Der Wächter handelte immer in der Summe ihrer bisher gemachten Erfahrungen bei Handlungen im und mit dem Außen. 

Er tat das, um sie zu schützen. 

Er zeigte ihr ihre Grenzen auf, vermutlich auch, damit sie sich nicht länger in inhaltsleere Machtkämpfe um alte Positionen verwickelte.

Außerdem wollte er sie damit vor schlechten Emotionen und der Wiederholung von alten Mustern schützen.

Er, der innere Wächter, wollte sie vor Schaden bewahren. Und er tat gut daran, dachte sie. 


Er war auf ihrer Seite, er war eine wertvolle Ressource und er handelte immer auf der Grundlage aller bisher in ihrem Leben gemachten Erfahrungen, hielt sie sich erneut den Kern seiner Bestimmung vor Augen, um es nur ja nicht wieder zu vergessen. 

Denn sowas passierte ihr manchmal mit klugen Gedanken. Eben noch da, waren sie Sekunden später schon wie von Zauberhand verschwunden. Und dann ärgerte sie sich. Also prägte sie sich diese Sätze gut ein, denn sie wollte nichts davon im Treiben der Gedanken verlieren. 

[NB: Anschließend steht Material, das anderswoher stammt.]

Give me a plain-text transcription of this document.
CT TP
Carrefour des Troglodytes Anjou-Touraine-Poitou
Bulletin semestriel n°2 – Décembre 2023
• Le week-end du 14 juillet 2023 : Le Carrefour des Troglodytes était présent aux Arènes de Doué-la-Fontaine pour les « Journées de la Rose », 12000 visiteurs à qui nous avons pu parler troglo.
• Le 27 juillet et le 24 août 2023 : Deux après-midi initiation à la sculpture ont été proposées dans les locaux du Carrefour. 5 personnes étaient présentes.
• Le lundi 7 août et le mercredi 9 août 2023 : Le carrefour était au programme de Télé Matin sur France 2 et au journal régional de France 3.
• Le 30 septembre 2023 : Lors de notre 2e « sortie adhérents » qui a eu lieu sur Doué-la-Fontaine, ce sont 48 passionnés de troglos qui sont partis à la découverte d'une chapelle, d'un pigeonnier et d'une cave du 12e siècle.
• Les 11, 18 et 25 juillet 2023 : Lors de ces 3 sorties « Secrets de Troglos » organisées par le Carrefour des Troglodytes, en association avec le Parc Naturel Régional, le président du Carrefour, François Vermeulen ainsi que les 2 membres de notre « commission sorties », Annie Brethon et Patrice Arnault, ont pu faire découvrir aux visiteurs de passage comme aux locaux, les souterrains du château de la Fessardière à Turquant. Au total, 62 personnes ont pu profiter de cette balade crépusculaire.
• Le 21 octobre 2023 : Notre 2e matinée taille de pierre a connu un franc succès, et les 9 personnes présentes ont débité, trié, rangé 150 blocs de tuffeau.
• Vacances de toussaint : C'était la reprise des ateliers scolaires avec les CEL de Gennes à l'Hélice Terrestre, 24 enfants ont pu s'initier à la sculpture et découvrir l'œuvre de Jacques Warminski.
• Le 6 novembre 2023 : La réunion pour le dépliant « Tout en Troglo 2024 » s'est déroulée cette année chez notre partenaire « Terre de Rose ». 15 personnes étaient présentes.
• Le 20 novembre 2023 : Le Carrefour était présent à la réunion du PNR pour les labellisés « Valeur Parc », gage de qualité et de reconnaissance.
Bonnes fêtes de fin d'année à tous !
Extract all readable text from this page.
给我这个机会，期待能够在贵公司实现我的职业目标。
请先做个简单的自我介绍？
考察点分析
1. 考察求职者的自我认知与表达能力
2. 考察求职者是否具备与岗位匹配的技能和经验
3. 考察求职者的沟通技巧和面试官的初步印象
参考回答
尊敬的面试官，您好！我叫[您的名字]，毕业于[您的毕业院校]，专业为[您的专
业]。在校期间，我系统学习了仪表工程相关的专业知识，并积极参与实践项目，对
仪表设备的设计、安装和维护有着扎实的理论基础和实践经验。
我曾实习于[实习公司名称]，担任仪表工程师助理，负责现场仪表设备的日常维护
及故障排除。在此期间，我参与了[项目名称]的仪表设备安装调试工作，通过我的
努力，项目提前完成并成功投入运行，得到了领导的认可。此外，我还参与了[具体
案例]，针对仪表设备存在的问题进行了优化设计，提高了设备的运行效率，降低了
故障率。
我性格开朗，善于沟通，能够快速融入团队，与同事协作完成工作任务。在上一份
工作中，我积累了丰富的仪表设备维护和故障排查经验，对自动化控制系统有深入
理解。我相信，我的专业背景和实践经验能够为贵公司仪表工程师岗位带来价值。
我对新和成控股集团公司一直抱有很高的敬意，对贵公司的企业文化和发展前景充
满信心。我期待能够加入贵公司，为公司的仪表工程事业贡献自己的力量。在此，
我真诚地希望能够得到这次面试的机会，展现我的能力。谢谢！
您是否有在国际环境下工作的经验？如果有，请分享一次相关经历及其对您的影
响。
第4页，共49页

Ja, diese Sätze erklärten ihr eine ganze Menge Dinge. Sie wußte nun, warum sie oft [noch] nicht über etwas sprechen durfte und sie verstand auch, warum der Wächter eine bestimmte Art der Sprache in der Aufarbeitung ihrer Lebenserfahrungen forderte. Es ging dabei um Achtsamkeit, Würde und Respekt. Sich selbst und anderen gegenüber. Also forderte er die Achtsamkeit stellvertretend für sie ein und das war natürlich wichtig, auch in dieser Sache stimmte sie ihm voll zu.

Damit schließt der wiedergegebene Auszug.